Taxe militaire«On a vraiment l’impression que l’armée vient nous faire les poches»
Les hommes assujettis à la taxe militaire ont reçu leur facture définitive pour 2019. Pour certains qui croyaient en avoir terminé, la surprise est coûteuse.

Discriminatoire ou équitable, le rattrapage d’anciens payeurs divise les avis.
yweUn mois avant Noël, c’est loin d’être un cadeau qui est arrivé dans les boîtes aux lettres de nombreux hommes suisses. C’est la facture de la taxe militaire pour l’année 2019, année où une modification de la loi était entrée en vigueur et allait soumettre à nouveau des citoyens qui avaient pourtant fini de la payer.
C’était fini, ça revient
C’est le cas notamment pour Ultimo*, un Lausannois de 33 ans. Italien né en Suisse, il a été naturalisé à 25 ans, a passé le recrutement, a été affecté à la Protection civile et a payé en parallèle sa taxe jusqu’à 30 ans, comme le prévoyait l’ancienne loi. Celle-ci dit maintenant qu’il doit finalement s’acquitter de onze taxes au total, jusqu’à, au maximum, 37 ans. La semaine passée, ce fut donc la douche froide. Une double facture, pour les années 2018 et 2019: 3000 francs à payer d’un coup dans les trente jours.

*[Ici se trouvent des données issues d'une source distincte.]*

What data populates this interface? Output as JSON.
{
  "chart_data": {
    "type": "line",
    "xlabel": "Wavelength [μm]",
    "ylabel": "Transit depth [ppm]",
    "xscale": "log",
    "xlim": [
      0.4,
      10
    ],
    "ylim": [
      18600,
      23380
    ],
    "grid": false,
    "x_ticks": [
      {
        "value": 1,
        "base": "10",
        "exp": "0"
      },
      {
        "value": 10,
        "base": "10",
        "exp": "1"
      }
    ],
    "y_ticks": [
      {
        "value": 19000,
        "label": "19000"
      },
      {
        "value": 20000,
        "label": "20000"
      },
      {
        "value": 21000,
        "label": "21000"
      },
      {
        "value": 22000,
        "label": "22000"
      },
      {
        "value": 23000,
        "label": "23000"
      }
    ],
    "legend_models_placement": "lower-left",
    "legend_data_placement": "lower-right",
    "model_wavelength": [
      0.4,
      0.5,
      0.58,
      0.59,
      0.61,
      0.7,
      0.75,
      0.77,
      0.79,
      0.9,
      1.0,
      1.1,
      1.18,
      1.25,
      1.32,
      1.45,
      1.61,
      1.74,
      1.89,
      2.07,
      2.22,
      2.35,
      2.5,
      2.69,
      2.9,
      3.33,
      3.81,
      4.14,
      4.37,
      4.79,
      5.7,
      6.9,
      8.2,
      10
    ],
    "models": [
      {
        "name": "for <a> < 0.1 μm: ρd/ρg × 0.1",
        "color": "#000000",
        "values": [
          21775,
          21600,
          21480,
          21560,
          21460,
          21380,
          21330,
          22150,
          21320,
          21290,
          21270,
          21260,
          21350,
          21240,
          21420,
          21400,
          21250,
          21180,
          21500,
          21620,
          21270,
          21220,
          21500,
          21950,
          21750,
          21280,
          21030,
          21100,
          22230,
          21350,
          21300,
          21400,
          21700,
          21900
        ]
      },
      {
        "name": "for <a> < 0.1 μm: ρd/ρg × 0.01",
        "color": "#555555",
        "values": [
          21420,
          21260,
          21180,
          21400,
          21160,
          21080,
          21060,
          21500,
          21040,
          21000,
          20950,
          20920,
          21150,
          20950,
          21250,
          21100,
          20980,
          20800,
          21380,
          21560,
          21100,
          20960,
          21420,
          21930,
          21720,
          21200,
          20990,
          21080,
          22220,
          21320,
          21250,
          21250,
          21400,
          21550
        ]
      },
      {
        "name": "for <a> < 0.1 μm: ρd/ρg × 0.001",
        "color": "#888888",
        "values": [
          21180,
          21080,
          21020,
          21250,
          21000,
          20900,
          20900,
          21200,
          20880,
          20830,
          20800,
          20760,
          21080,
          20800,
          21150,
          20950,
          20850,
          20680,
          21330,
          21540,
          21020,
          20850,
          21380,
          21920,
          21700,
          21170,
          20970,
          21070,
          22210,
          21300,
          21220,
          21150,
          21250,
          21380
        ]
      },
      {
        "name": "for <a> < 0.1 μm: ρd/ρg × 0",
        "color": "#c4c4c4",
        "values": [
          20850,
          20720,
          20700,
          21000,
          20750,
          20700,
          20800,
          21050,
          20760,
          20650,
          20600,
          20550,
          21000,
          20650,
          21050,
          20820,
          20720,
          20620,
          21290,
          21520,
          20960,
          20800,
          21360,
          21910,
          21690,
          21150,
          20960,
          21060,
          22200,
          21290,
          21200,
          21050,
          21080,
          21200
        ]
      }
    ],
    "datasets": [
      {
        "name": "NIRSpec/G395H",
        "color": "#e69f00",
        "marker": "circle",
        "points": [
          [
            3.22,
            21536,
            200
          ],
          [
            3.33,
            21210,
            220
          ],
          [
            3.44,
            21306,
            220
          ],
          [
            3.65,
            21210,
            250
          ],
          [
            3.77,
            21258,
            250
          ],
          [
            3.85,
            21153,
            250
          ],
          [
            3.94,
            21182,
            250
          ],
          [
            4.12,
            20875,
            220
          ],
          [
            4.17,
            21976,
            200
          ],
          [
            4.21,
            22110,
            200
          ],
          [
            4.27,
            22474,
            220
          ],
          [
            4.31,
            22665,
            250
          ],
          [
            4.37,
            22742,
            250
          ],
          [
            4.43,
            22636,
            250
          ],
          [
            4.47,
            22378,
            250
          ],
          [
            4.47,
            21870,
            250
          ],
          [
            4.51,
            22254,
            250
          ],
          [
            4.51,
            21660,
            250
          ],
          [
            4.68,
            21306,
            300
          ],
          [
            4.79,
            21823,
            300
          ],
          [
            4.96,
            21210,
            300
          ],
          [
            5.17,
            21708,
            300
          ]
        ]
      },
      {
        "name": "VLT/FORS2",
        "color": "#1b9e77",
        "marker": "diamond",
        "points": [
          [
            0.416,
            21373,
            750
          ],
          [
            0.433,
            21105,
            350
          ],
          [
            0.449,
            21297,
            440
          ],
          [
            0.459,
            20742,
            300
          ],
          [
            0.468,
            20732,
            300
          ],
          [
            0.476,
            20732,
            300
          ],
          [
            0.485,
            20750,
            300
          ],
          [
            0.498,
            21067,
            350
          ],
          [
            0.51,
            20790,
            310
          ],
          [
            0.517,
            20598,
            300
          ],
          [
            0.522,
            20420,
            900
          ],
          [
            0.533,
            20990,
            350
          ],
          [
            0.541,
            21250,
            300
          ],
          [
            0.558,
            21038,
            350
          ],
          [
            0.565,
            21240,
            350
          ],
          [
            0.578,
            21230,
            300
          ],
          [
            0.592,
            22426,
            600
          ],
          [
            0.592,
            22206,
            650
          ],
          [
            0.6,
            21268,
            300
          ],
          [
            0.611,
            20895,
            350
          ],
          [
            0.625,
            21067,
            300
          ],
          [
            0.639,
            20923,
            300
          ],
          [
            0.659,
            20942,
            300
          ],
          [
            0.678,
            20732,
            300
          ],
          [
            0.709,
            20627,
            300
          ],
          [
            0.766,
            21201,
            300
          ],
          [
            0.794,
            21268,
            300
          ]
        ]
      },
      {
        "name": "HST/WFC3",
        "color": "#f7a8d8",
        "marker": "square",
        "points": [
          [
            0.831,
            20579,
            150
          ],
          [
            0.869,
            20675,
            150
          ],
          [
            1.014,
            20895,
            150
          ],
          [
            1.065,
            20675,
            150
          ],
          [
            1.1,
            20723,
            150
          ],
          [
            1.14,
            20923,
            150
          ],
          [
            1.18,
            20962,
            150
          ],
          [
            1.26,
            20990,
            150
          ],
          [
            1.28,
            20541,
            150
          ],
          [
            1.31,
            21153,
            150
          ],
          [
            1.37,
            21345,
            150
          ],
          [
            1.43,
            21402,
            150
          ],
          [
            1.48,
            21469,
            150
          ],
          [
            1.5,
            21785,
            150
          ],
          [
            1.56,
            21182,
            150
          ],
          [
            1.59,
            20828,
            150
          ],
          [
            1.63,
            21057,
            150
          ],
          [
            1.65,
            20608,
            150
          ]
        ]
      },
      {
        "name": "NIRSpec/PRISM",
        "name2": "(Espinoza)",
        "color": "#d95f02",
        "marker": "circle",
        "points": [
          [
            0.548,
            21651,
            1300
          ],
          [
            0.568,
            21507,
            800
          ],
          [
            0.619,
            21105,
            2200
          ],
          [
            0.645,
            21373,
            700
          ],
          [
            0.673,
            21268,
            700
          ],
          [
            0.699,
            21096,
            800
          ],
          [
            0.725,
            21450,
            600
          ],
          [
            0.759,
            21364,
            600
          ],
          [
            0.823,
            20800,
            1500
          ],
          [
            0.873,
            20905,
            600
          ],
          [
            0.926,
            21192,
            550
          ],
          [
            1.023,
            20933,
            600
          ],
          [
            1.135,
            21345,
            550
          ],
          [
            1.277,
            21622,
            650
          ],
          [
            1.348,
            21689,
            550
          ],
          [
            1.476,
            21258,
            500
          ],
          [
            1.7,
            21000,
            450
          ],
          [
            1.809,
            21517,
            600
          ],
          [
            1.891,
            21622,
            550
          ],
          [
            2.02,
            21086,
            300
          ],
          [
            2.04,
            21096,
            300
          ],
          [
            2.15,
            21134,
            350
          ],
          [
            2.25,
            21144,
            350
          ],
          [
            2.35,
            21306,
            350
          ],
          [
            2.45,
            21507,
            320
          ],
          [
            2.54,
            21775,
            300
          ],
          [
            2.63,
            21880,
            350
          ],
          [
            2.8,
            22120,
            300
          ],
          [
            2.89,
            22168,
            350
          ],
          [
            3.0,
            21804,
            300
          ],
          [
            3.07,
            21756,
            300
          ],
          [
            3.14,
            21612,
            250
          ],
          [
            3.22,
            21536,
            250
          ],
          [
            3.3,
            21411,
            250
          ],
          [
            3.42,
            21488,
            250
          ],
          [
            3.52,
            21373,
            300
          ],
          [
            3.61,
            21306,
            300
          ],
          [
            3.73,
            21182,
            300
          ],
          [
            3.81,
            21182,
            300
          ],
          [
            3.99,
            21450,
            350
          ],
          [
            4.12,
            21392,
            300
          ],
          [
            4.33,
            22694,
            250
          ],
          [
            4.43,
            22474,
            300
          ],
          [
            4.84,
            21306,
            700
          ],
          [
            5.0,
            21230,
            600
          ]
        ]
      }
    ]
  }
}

«C’est dégueulasse de venir repêcher des gens de la sorte. J’étais en règle depuis trois ans, et hop, non seulement je suis de nouveau taxé, mais en plus on me réclame d’un coup les années écoulées entre deux. Là on a vraiment l’impression que l’armée vient nous faire les poches», s’agace Ultimo, qui déplore un manque d’information: les factures sont arrivées sans aucune explication sur le pourquoi du comment de ce rattrapage en règle.
Dernier mot au Parlement
Comme lui, de nombreux Suisses doivent à nouveau payer. Ces cas avaient retenu l’attention de quelques parlementaires, qui avaient interpellé le Conseil fédéral. Parmi eux, Mathias Reynard (PS/VS), qui a fini par déposer une motion au début de l’été, demandant une adaptation de la nouvelle loi pour faire en sorte que personne ne soit taxé rétroactivement, ce qui serait «arbitraire et discriminatoire», selon ses termes.
En août, le Conseil fédéral a sèchement rejeté sa proposition. Le gouvernement a rappelé dans sa prise de position que la taxe remplace l’obligation de servir. Il estime que les nouveaux naturalisés, trop âgés pour pouvoir accomplir ce service, n’en sont pas moins appelés à remplir cette obligation via leur compte en banque plutôt que via leur présence en caserne. Loin d’être discriminatoire, les taxer à nouveau les mettrait à égalité avec ceux qui ont subi le service, militaire ou civil, en entier. Le Parlement devra trancher.
Recours en justice à venir
En parallèle à l’action politique, un groupe de citoyens s’active sur le plan juridique pour s’opposer à ce nouveau régime de taxe et notamment de son caractère rétroactif, au cœur du débat. Ils sont soutenus dans leur démarche par l’avocat et député au Grand Conseil vaudois David Raedler. Ce dernier a rédigé un avis de droit contenant «plusieurs arguments qui devraient donner des chances à une opposition puis un recours», nous précise-t-il.
C’est la question que se posait Ultimo, notre lecteur, qui nous a dit songer à contester sa taxe. «Mais est-ce que ça en vaut vraiment la peine?» s’interroge-t-il. «Vu le nombre de personnes concernées, la possibilité de faire opposition puis de recourir me semble justifiée», estime David Raedler.
*Prénom d’emprunt
On n’attend pas le jackpot
Lors de la préparation de la loi, la Confédération indiquait ne pas pouvoir estimer précisément ce qu’allaient lui rapporter le nouveau régime de taxation et la ribambelle de citoyens trentenaires qui allaient à nouveau devoir passer à la caisse, souvent salariés et donc plus intéressants pour les finances puisque la taxe est proportionnelle au revenu. Ce lundi, l’Administration fédérale des contributions (AFC) nous a fourni quelques chiffres. Entre 2015 et 2019, la taxe a rapporté en moyenne 170 millions de francs par an. Et il faut croire que l’État ne s’attend pas à rouler sur l’or à l’avenir, ou alors a fait des estimations prudentes. Le budget de l’État pour 2020 table en effet sur des recettes inchangées, à savoir 170 millions.